Friday, October 12, 2012

Blog # 7 Dont Give that Child a Dollar
By: Mark McDonald for the New York Times

In Southeast Asia especially Siem Reap, Cambodian children's groups and aid workers are worried about children dressed in tattered clothing and with sad faces begging tourist for money but children's groups and aid workers are against tourist handouts because they believe they keep children out of school and enable child predators and perpetuate familial cycles of poverty. When crops or businesses fail, impoverished families send their children to tourit spots o beg for money. Parents begin to see this money as income and don't make an effort to find work and begging is seen as work and children don't go to school.
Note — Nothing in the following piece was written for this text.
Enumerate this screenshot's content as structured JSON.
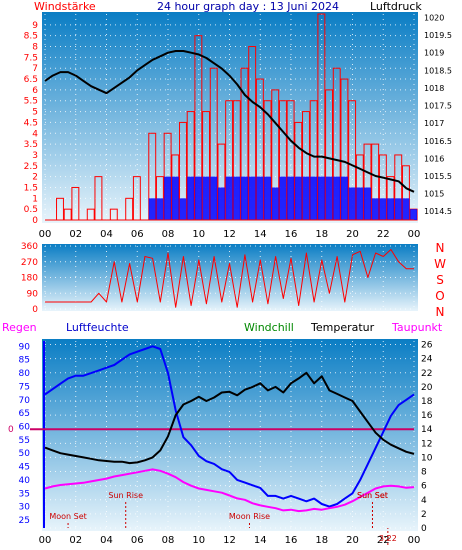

A popular scam is calle the Baby Milk Scam. It is where children hang around convience stores and kids come around carrying dirty faced babies ( rumor has it that some of the babies may be drugged to seem lethargic) and the child begs for infant formula and tourist by it for 12 dollars and the child turns around and sells it back for 12 dollars. The U.N and aid groups introduced a campaign in Cambodia last year called "Think Twice" with the motto "Let Parents earn and children learn". Special attention needs to be placed on why crops and businesses fail and parents feel that their only means of support is their children begging. It is not fair to say that parents just don't want to find jobs. What if they are just not there? The governement should try to create more services for these families so they want resort to begging tourist for money.